Faroud peered through the darkness, assaying their position. A large mountain range was silhouetted against the night sky less than a mile away. ‘This is not Fantoma, Cornelius,’ he whispered in Quaint’s ear. ‘Is that a good thing, or not?’
‘Probably not,’ said Quaint. ‘But all we can do is watch how this unfolds and make our move when we can.’
‘I’ve got to rendezvous with my contact,’ said Joyce to the mute Consortium assassins. ‘Get these two dogs off their mount and onto their knees where they can’t cause you any bother.’ With that, he whipped the reins and his cart rode off into the darkness.
Quaint and Faroud were pulled unceremoniously onto the hardened ground. The assassins drew their swords and towered over them.
‘Any ideas how we can get out of this?’ Faroud asked quietly.
‘I don’t exactly work at my best under pressure,’ Quaint replied.
‘What is Joyce waiting for? Why not just kill us now and be done with it?’
‘Don’t knock it, Aksak. Everything is working out just fine so far.’
‘You are still clinging to your plan?’
‘Absolutely!’ confirmed Quaint.
‘Our plan is sunk, my friend. Soon Joyce will return and we shall die on our knees…most undignified for an Aksak,’ Faroud said grimly.
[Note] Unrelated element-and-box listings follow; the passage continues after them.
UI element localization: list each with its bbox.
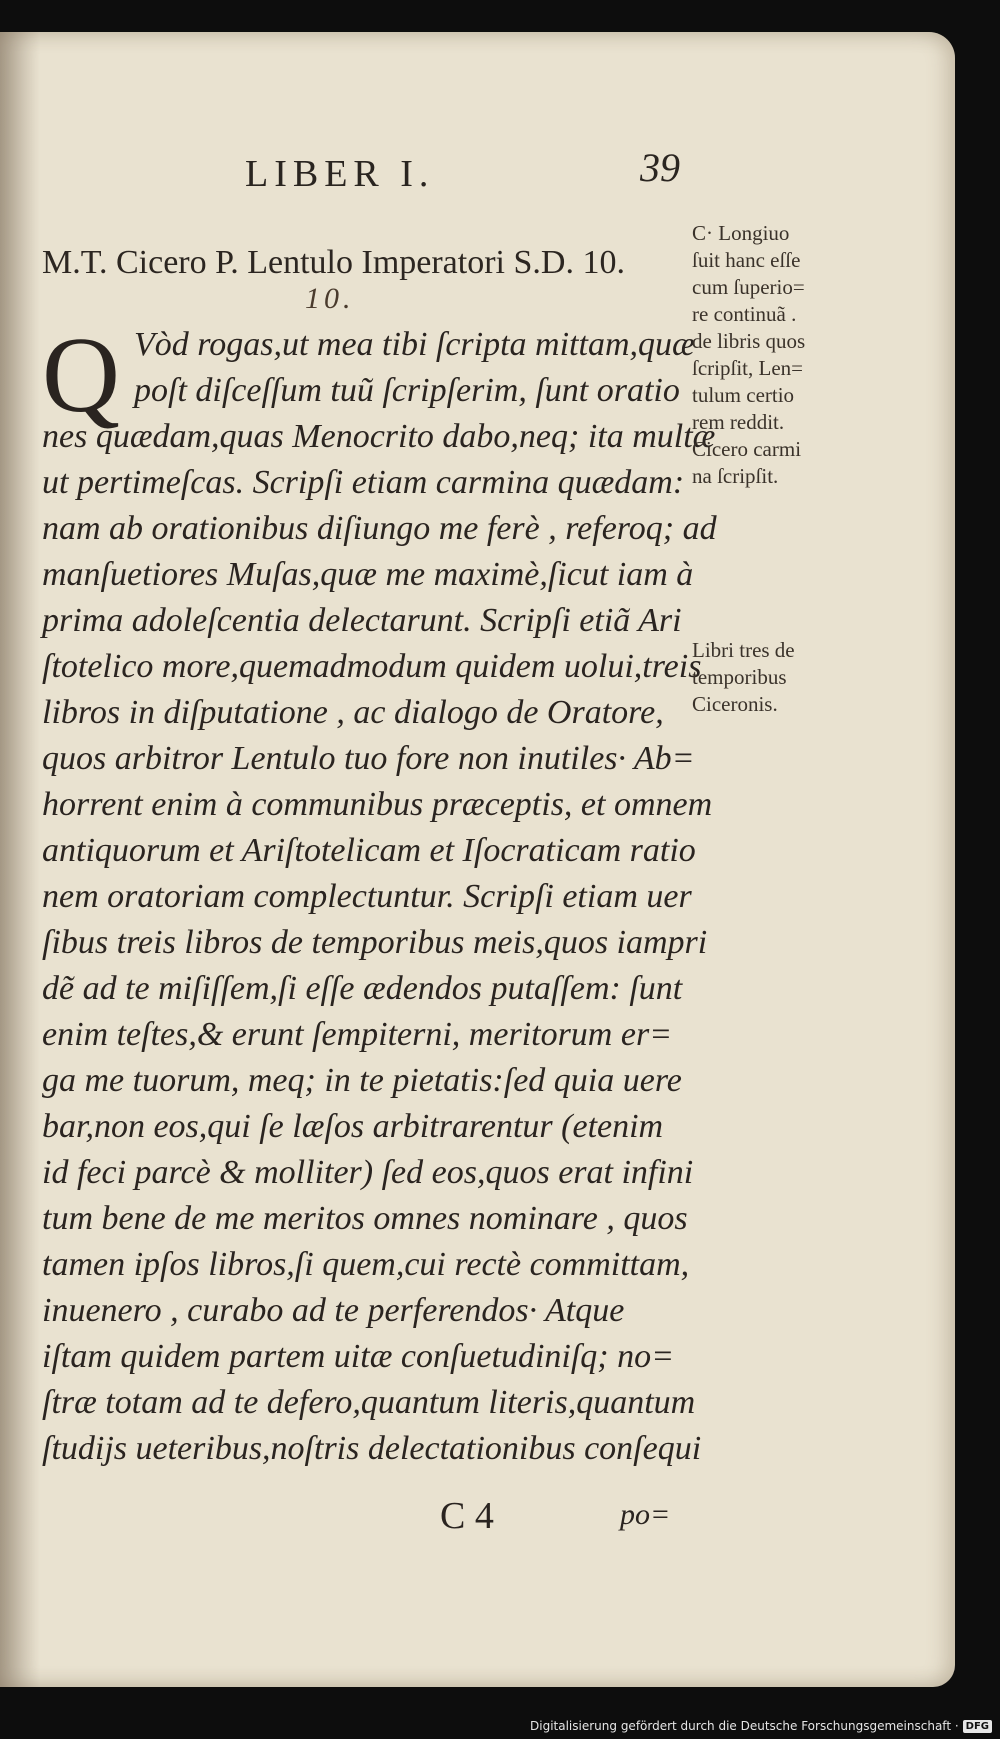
text-line: ſtotelico more,quemadmodum quidem uolui,treis bbox=[42, 648, 702, 685]
letter-title: M.T. Cicero P. Lentulo Imperatori S.D. 10. bbox=[42, 244, 625, 281]
margin-note-line: temporibus bbox=[692, 665, 787, 689]
text-line: horrent enim à communibus præceptis, et omnem bbox=[42, 786, 713, 823]
text-line: antiquorum et Ariſtotelicam et Iſocraticam ratio bbox=[42, 832, 696, 869]
margin-note-line: de libris quos bbox=[692, 329, 806, 353]
text-line: Vòd rogas,ut mea tibi ſcripta mittam,quæ bbox=[134, 326, 695, 363]
handwritten-annotation: 10. bbox=[305, 282, 355, 315]
margin-note-line: C· Longiuo bbox=[692, 221, 790, 245]
text-line: manſuetiores Muſas,quæ me maximè,ſicut iam à bbox=[42, 556, 694, 593]
margin-note-line: Libri tres de bbox=[692, 638, 795, 662]
margin-note-line: re continuã . bbox=[692, 302, 797, 326]
margin-note-line: rem reddit. bbox=[692, 410, 785, 434]
text-line: bar,non eos,qui ſe læſos arbitrarentur (etenim bbox=[42, 1108, 664, 1145]
drop-initial: Q bbox=[42, 316, 120, 435]
margin-note-line: tulum certio bbox=[692, 383, 795, 407]
text-line: nem oratoriam complectuntur. Scripſi etiam uer bbox=[42, 878, 692, 915]
text-line: prima adoleſcentia delectarunt. Scripſi etiã Ari bbox=[42, 602, 682, 639]
margin-note-line: Cicero carmi bbox=[692, 437, 802, 461]
catchword: po= bbox=[620, 1498, 671, 1531]
margin-note-line: ſuit hanc eſſe bbox=[692, 248, 801, 272]
page-number: 39 bbox=[640, 145, 680, 190]
text-line: id feci parcè & molliter) ſed eos,quos erat infini bbox=[42, 1154, 694, 1191]
text-line: nam ab orationibus diſiungo me ferè , referoq; ad bbox=[42, 510, 717, 547]
text-line: ſtudijs ueteribus,noſtris delectationibus conſequi bbox=[42, 1430, 702, 1467]
text-line: iſtam quidem partem uitæ conſuetudiniſq; no= bbox=[42, 1338, 675, 1375]
running-head: LIBER I. bbox=[245, 153, 435, 195]
margin-note-line: ſcripſit, Len= bbox=[692, 356, 803, 380]
text-line: ga me tuorum, meq; in te pietatis:ſed quia uere bbox=[42, 1062, 682, 1099]
text-line: enim teſtes,& erunt ſempiterni, meritorum er= bbox=[42, 1016, 673, 1053]
margin-note-line: na ſcripſit. bbox=[692, 464, 779, 488]
text-line: inuenero , curabo ad te perferendos· Atque bbox=[42, 1292, 625, 1329]
text-line: libros in diſputatione , ac dialogo de Oratore, bbox=[42, 694, 664, 731]
text-line: dẽ ad te miſiſſem,ſi eſſe ædendos putaſſem: ſunt bbox=[42, 970, 683, 1007]
margin-note bbox=[692, 637, 847, 718]
digitization-credit bbox=[530, 1719, 992, 1733]
book-page bbox=[0, 32, 955, 1687]
letter-body bbox=[42, 316, 717, 1472]
text-line: ſibus treis libros de temporibus meis,quos iampri bbox=[42, 924, 708, 961]
margin-note bbox=[692, 220, 847, 490]
credit-text: Digitalisierung gefördert durch die Deutsche Forschungsgemeinschaft · bbox=[530, 1719, 959, 1733]
page-footer bbox=[40, 1494, 700, 1554]
signature-mark: C 4 bbox=[440, 1495, 494, 1537]
margin-note-line: cum ſuperio= bbox=[692, 275, 805, 299]
page-header bbox=[40, 132, 700, 195]
text-line: ſtræ totam ad te defero,quantum literis,quantum bbox=[42, 1384, 696, 1421]
text-line: nes quædam,quas Menocrito dabo,neq; ita multæ bbox=[42, 418, 716, 455]
text-line: ut pertimeſcas. Scripſi etiam carmina quædam: bbox=[42, 464, 685, 501]
text-line: poſt diſceſſum tuũ ſcripſerim, ſunt oratio bbox=[134, 372, 680, 409]
dfg-logo: DFG bbox=[963, 1720, 992, 1733]
text-line: quos arbitror Lentulo tuo fore non inutiles· Ab= bbox=[42, 740, 695, 777]
margin-note-line: Ciceronis. bbox=[692, 692, 778, 716]
text-line: tum bene de me meritos omnes nominare , quos bbox=[42, 1200, 688, 1237]
text-line: tamen ipſos libros,ſi quem,cui rectè committam, bbox=[42, 1246, 690, 1283]
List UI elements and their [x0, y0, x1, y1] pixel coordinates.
‘And for a Quaint,’ added the conjuror. ‘And speaking of the good Mr Joyce…’
Accompanied by a cloaking trail of dust, Joyce emerged from the pitch darkness. He was not alone – there was a single passenger bound and gagged in the rear of the cart. Quaint and Faroud tried to battle the darkness to identify the passenger, and the cart was feet away when Faroud’s heart rose. It was Rakmun. His brother’s face was bloodied and bruised, and his swollen lips tried to speak through the gag taut between his teeth, but it was nothing but an inaudible garble.